As ASIC notes, some of the actions identified in the Report are steps that trustees can take immediately. Others, particularly those that will need insurer engagement, will need to be planned in advance of the next periodic review of the insurance arrangements (eg when the existing group insurance arrangement comes up for renewal).

ASIC expects trustees to work collaboratively with their insurers in taking action to address its findings. Trustees and their insurers may wish to table the Report's findings at their next relationship meeting, to discuss steps they can take to support fund members.17


  1. See the full list at Appendix 1 of the Report, which summarises ASIC’s key findings and expectations in reports and media releases about insurance design and data, member communications and engagement practices, and claims handling practices.
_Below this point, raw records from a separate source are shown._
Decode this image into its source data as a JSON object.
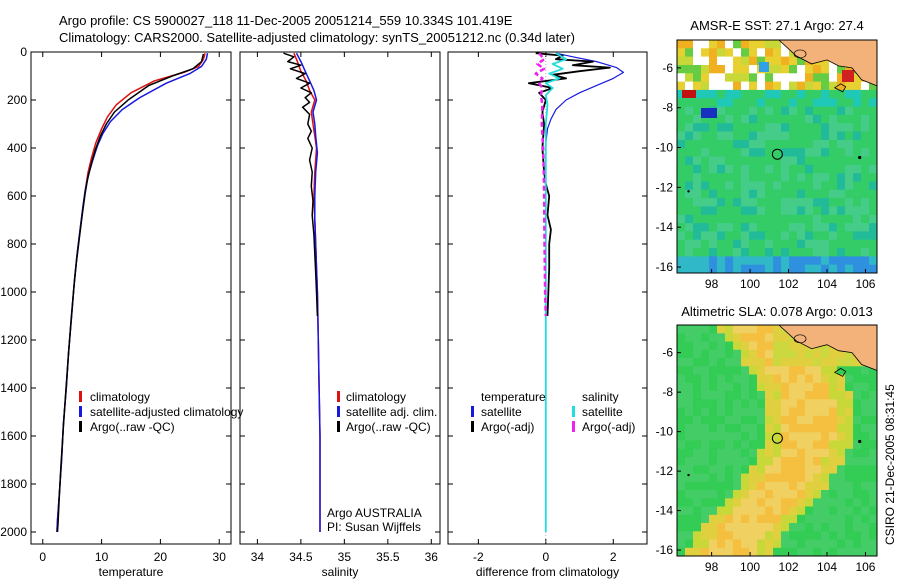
{
  "header": {
    "line1": "Argo profile: CS 5900027_118 11-Dec-2005 20051214_559 10.334S 101.419E",
    "line2": "Climatology: CARS2000. Satellite-adjusted climatology: synTS_20051212.nc (0.34d later)"
  },
  "side_stamp": "CSIRO 21-Dec-2005 08:31:45",
  "colors": {
    "climatology": "#e01010",
    "satellite": "#1818e0",
    "argo": "#000000",
    "sat_salinity": "#22dddd",
    "argo_adj_salinity": "#ee22ee",
    "land": "#f2b27a"
  },
  "chart_data": [
    {
      "id": "temperature",
      "type": "line",
      "xlabel": "temperature",
      "ylabel": "",
      "xlim": [
        -2,
        32
      ],
      "ylim": [
        2050,
        0
      ],
      "xticks": [
        "0",
        "10",
        "20",
        "30"
      ],
      "xtick_values": [
        0,
        10,
        20,
        30
      ],
      "yticks": [
        "0",
        "200",
        "400",
        "600",
        "800",
        "1000",
        "1200",
        "1400",
        "1600",
        "1800",
        "2000"
      ],
      "ytick_values": [
        0,
        200,
        400,
        600,
        800,
        1000,
        1200,
        1400,
        1600,
        1800,
        2000
      ],
      "legend": [
        "climatology",
        "satellite-adjusted climatology",
        "Argo(..raw -QC)"
      ],
      "series": [
        {
          "name": "climatology",
          "color": "#e01010",
          "width": 1.5,
          "points": [
            [
              27.6,
              5
            ],
            [
              27.3,
              30
            ],
            [
              26.5,
              60
            ],
            [
              24.0,
              85
            ],
            [
              19.0,
              120
            ],
            [
              15.0,
              170
            ],
            [
              12.5,
              220
            ],
            [
              11.0,
              270
            ],
            [
              10.0,
              320
            ],
            [
              9.0,
              380
            ],
            [
              8.3,
              440
            ],
            [
              7.7,
              500
            ],
            [
              7.2,
              580
            ],
            [
              6.8,
              650
            ],
            [
              6.3,
              750
            ],
            [
              5.8,
              850
            ],
            [
              5.4,
              950
            ],
            [
              4.9,
              1100
            ],
            [
              4.4,
              1250
            ],
            [
              4.0,
              1400
            ],
            [
              3.5,
              1550
            ],
            [
              3.2,
              1700
            ],
            [
              2.8,
              1850
            ],
            [
              2.5,
              1950
            ],
            [
              2.4,
              2000
            ]
          ]
        },
        {
          "name": "satellite-adjusted climatology",
          "color": "#1818e0",
          "width": 1.5,
          "points": [
            [
              28.0,
              5
            ],
            [
              27.8,
              30
            ],
            [
              27.0,
              60
            ],
            [
              25.0,
              90
            ],
            [
              21.0,
              130
            ],
            [
              16.5,
              190
            ],
            [
              13.5,
              240
            ],
            [
              11.5,
              290
            ],
            [
              10.2,
              340
            ],
            [
              9.3,
              390
            ],
            [
              8.5,
              450
            ],
            [
              7.8,
              510
            ],
            [
              7.2,
              580
            ],
            [
              6.8,
              650
            ],
            [
              6.3,
              750
            ],
            [
              5.8,
              850
            ],
            [
              5.4,
              950
            ],
            [
              4.9,
              1100
            ],
            [
              4.4,
              1250
            ],
            [
              4.0,
              1400
            ],
            [
              3.5,
              1550
            ],
            [
              3.2,
              1700
            ],
            [
              2.8,
              1850
            ],
            [
              2.5,
              1950
            ],
            [
              2.4,
              2000
            ]
          ]
        },
        {
          "name": "Argo(..raw -QC)",
          "color": "#000000",
          "width": 1.5,
          "points": [
            [
              27.3,
              8
            ],
            [
              27.0,
              40
            ],
            [
              25.5,
              70
            ],
            [
              22.0,
              100
            ],
            [
              18.0,
              140
            ],
            [
              14.5,
              200
            ],
            [
              12.2,
              250
            ],
            [
              10.8,
              300
            ],
            [
              9.8,
              350
            ],
            [
              8.9,
              410
            ],
            [
              8.2,
              470
            ],
            [
              7.6,
              530
            ],
            [
              7.2,
              590
            ],
            [
              6.7,
              680
            ],
            [
              6.2,
              780
            ],
            [
              5.7,
              880
            ],
            [
              5.3,
              980
            ],
            [
              4.8,
              1120
            ],
            [
              4.3,
              1280
            ],
            [
              3.9,
              1420
            ],
            [
              3.5,
              1560
            ],
            [
              3.1,
              1720
            ],
            [
              2.8,
              1860
            ],
            [
              2.6,
              1960
            ],
            [
              2.5,
              2000
            ]
          ]
        }
      ]
    },
    {
      "id": "salinity",
      "type": "line",
      "xlabel": "salinity",
      "ylabel": "",
      "xlim": [
        33.8,
        36.1
      ],
      "ylim": [
        2050,
        0
      ],
      "xticks": [
        "34",
        "34.5",
        "35",
        "35.5",
        "36"
      ],
      "xtick_values": [
        34,
        34.5,
        35,
        35.5,
        36
      ],
      "legend": [
        "climatology",
        "satellite adj. clim.",
        "Argo(..raw -QC)"
      ],
      "annotations": [
        "Argo AUSTRALIA",
        "PI: Susan Wijffels"
      ],
      "series": [
        {
          "name": "climatology",
          "color": "#e01010",
          "width": 1.5,
          "points": [
            [
              34.42,
              5
            ],
            [
              34.46,
              40
            ],
            [
              34.5,
              80
            ],
            [
              34.56,
              120
            ],
            [
              34.6,
              160
            ],
            [
              34.66,
              200
            ],
            [
              34.62,
              250
            ],
            [
              34.64,
              300
            ],
            [
              34.66,
              350
            ],
            [
              34.68,
              400
            ],
            [
              34.66,
              500
            ],
            [
              34.65,
              600
            ],
            [
              34.66,
              700
            ],
            [
              34.67,
              800
            ],
            [
              34.68,
              900
            ],
            [
              34.69,
              1000
            ],
            [
              34.7,
              1200
            ],
            [
              34.71,
              1400
            ],
            [
              34.72,
              1600
            ],
            [
              34.72,
              1800
            ],
            [
              34.72,
              2000
            ]
          ]
        },
        {
          "name": "satellite adj. clim.",
          "color": "#1818e0",
          "width": 1.5,
          "points": [
            [
              34.45,
              5
            ],
            [
              34.5,
              40
            ],
            [
              34.55,
              80
            ],
            [
              34.6,
              120
            ],
            [
              34.65,
              160
            ],
            [
              34.68,
              200
            ],
            [
              34.64,
              250
            ],
            [
              34.66,
              300
            ],
            [
              34.67,
              350
            ],
            [
              34.69,
              420
            ],
            [
              34.67,
              500
            ],
            [
              34.66,
              600
            ],
            [
              34.66,
              700
            ],
            [
              34.67,
              800
            ],
            [
              34.68,
              900
            ],
            [
              34.69,
              1000
            ],
            [
              34.7,
              1200
            ],
            [
              34.71,
              1400
            ],
            [
              34.72,
              1600
            ],
            [
              34.72,
              1800
            ],
            [
              34.72,
              2000
            ]
          ]
        },
        {
          "name": "Argo(..raw -QC)",
          "color": "#000000",
          "width": 1.5,
          "points": [
            [
              34.3,
              5
            ],
            [
              34.42,
              20
            ],
            [
              34.35,
              40
            ],
            [
              34.5,
              55
            ],
            [
              34.38,
              70
            ],
            [
              34.55,
              90
            ],
            [
              34.45,
              110
            ],
            [
              34.6,
              130
            ],
            [
              34.5,
              150
            ],
            [
              34.62,
              170
            ],
            [
              34.55,
              190
            ],
            [
              34.6,
              210
            ],
            [
              34.52,
              230
            ],
            [
              34.6,
              260
            ],
            [
              34.58,
              300
            ],
            [
              34.62,
              330
            ],
            [
              34.58,
              360
            ],
            [
              34.63,
              400
            ],
            [
              34.6,
              450
            ],
            [
              34.63,
              500
            ],
            [
              34.62,
              560
            ],
            [
              34.64,
              620
            ],
            [
              34.63,
              680
            ],
            [
              34.65,
              760
            ],
            [
              34.66,
              840
            ],
            [
              34.67,
              920
            ],
            [
              34.68,
              1000
            ],
            [
              34.69,
              1100
            ]
          ]
        }
      ]
    },
    {
      "id": "difference",
      "type": "line",
      "xlabel": "difference from climatology",
      "ylabel": "",
      "xlim": [
        -2.9,
        3.0
      ],
      "ylim": [
        2050,
        0
      ],
      "xticks": [
        "-2",
        "0",
        "2"
      ],
      "xtick_values": [
        -2,
        0,
        2
      ],
      "legend_left": [
        "temperature",
        "satellite",
        "Argo(-adj)"
      ],
      "legend_right": [
        "salinity",
        "satellite",
        "Argo(-adj)"
      ],
      "series": [
        {
          "name": "temperature satellite",
          "color": "#1818e0",
          "width": 1.2,
          "points": [
            [
              0.3,
              5
            ],
            [
              0.8,
              20
            ],
            [
              1.5,
              40
            ],
            [
              2.1,
              65
            ],
            [
              2.3,
              85
            ],
            [
              2.0,
              110
            ],
            [
              1.5,
              140
            ],
            [
              1.0,
              170
            ],
            [
              0.6,
              200
            ],
            [
              0.3,
              240
            ],
            [
              0.15,
              280
            ],
            [
              0.05,
              320
            ],
            [
              0.0,
              380
            ],
            [
              0.0,
              2000
            ]
          ]
        },
        {
          "name": "temperature Argo(-adj)",
          "color": "#000000",
          "width": 1.8,
          "points": [
            [
              -0.3,
              5
            ],
            [
              0.5,
              15
            ],
            [
              0.3,
              30
            ],
            [
              1.4,
              40
            ],
            [
              0.8,
              55
            ],
            [
              1.9,
              65
            ],
            [
              1.0,
              80
            ],
            [
              0.2,
              95
            ],
            [
              0.6,
              110
            ],
            [
              -0.5,
              130
            ],
            [
              0.2,
              150
            ],
            [
              -0.2,
              170
            ],
            [
              0.0,
              200
            ],
            [
              -0.1,
              250
            ],
            [
              -0.05,
              300
            ],
            [
              -0.1,
              400
            ],
            [
              -0.05,
              500
            ],
            [
              0.0,
              550
            ],
            [
              0.1,
              600
            ],
            [
              0.05,
              680
            ],
            [
              0.15,
              740
            ],
            [
              0.1,
              800
            ],
            [
              0.1,
              900
            ],
            [
              0.05,
              1100
            ]
          ]
        },
        {
          "name": "salinity satellite",
          "color": "#22dddd",
          "width": 1.8,
          "points": [
            [
              0.3,
              5
            ],
            [
              0.6,
              30
            ],
            [
              0.2,
              50
            ],
            [
              0.5,
              70
            ],
            [
              0.1,
              90
            ],
            [
              0.4,
              110
            ],
            [
              0.0,
              130
            ],
            [
              0.2,
              150
            ],
            [
              0.0,
              180
            ],
            [
              0.05,
              220
            ],
            [
              0.0,
              300
            ],
            [
              0.0,
              2000
            ]
          ]
        },
        {
          "name": "salinity Argo(-adj)",
          "color": "#ee22ee",
          "width": 2.5,
          "dashed": true,
          "points": [
            [
              -0.2,
              5
            ],
            [
              -0.05,
              30
            ],
            [
              -0.25,
              50
            ],
            [
              -0.05,
              70
            ],
            [
              -0.3,
              90
            ],
            [
              -0.1,
              110
            ],
            [
              -0.2,
              130
            ],
            [
              -0.1,
              150
            ],
            [
              -0.15,
              180
            ],
            [
              -0.1,
              220
            ],
            [
              -0.12,
              300
            ],
            [
              -0.08,
              400
            ],
            [
              -0.06,
              500
            ],
            [
              -0.05,
              600
            ],
            [
              -0.04,
              800
            ],
            [
              -0.02,
              1000
            ],
            [
              0.0,
              1100
            ]
          ]
        }
      ]
    },
    {
      "id": "sst_map",
      "type": "heatmap",
      "title": "AMSR-E SST: 27.1 Argo: 27.4",
      "xlim": [
        96.2,
        106.6
      ],
      "ylim": [
        -16.3,
        -4.6
      ],
      "xticks": [
        "98",
        "100",
        "102",
        "104",
        "106"
      ],
      "xtick_values": [
        98,
        100,
        102,
        104,
        106
      ],
      "yticks": [
        "-6",
        "-8",
        "-10",
        "-12",
        "-14",
        "-16"
      ],
      "ytick_values": [
        -6,
        -8,
        -10,
        -12,
        -14,
        -16
      ],
      "marker": {
        "lon": 101.419,
        "lat": -10.334
      }
    },
    {
      "id": "sla_map",
      "type": "heatmap",
      "title": "Altimetric SLA: 0.078 Argo: 0.013",
      "xlim": [
        96.2,
        106.6
      ],
      "ylim": [
        -16.3,
        -4.6
      ],
      "xticks": [
        "98",
        "100",
        "102",
        "104",
        "106"
      ],
      "xtick_values": [
        98,
        100,
        102,
        104,
        106
      ],
      "yticks": [
        "-6",
        "-8",
        "-10",
        "-12",
        "-14",
        "-16"
      ],
      "ytick_values": [
        -6,
        -8,
        -10,
        -12,
        -14,
        -16
      ],
      "marker": {
        "lon": 101.419,
        "lat": -10.334
      }
    }
  ]
}
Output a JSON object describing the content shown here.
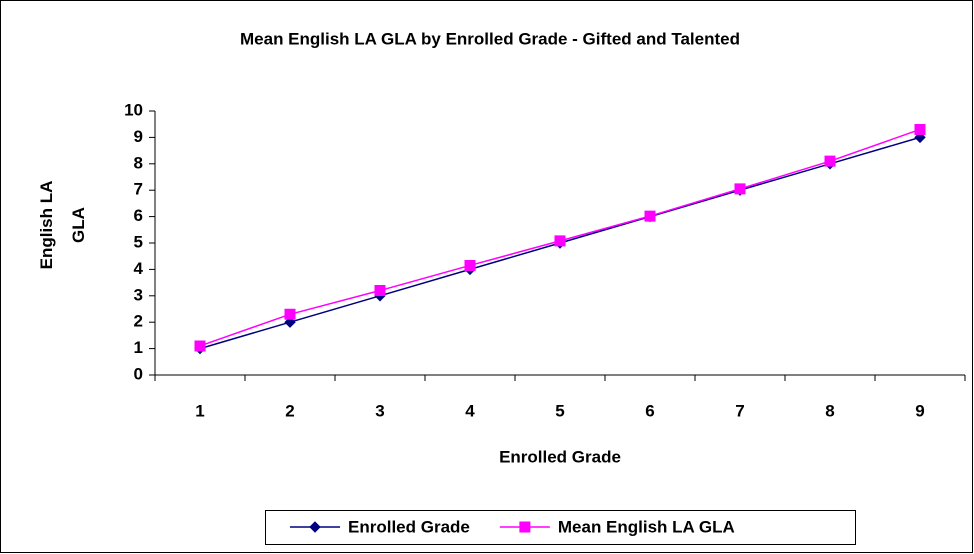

  2. See ASIC's media releases 22-001MR and 22-097MR.

  3. Section 52(7)(a)(i)-(iii), SIS Act. 

  4. Section 52(7)(c). 

  5. Section 52(9) and 52(11)(a) and (c), SIS Act.

  6. Prudential Standard SPS 515 Strategic Planning and Member Outcomes (SPS 515), [8], and Prudential Practice Guide 515 (Strategic and Business Planning) (SPG 515), paras 11 and 13. 

  7. Pt 7.8A, Corporations Act and ASIC's Regulatory Guide 274 (Product design and distribution obligations), RG 274.132.

  8. Section 912A(1)(a), Corporations Act.

  9. Section 52(2)(c), SIS Act. 

  10. See ASIC's REP 633 Holes in the safety net: a review of TPD insurance claims.

  11. ASIC Information Sheet 253, Claims handling and settling: How to comply with your AFS licence obligations.

  12. Prudential Standard SPS 250 Insurance in Superannuation (SPS 250), [29].

  13. Prudential Practice Guide 250 Insurance in Superannuation (SPG 250), para 21.

  14. SPG 250, para 24(b). 

  15. SPS 250, [15].

  16. ASIC Regulatory Guide 168 Disclosure: Product Disclosure Statements (and other disclosure obligations).

  17. Noting that SPS 250 (at [29(a)]) says trustees should maintain regular contact with the insurer at an appropriate frequency and level of seniority.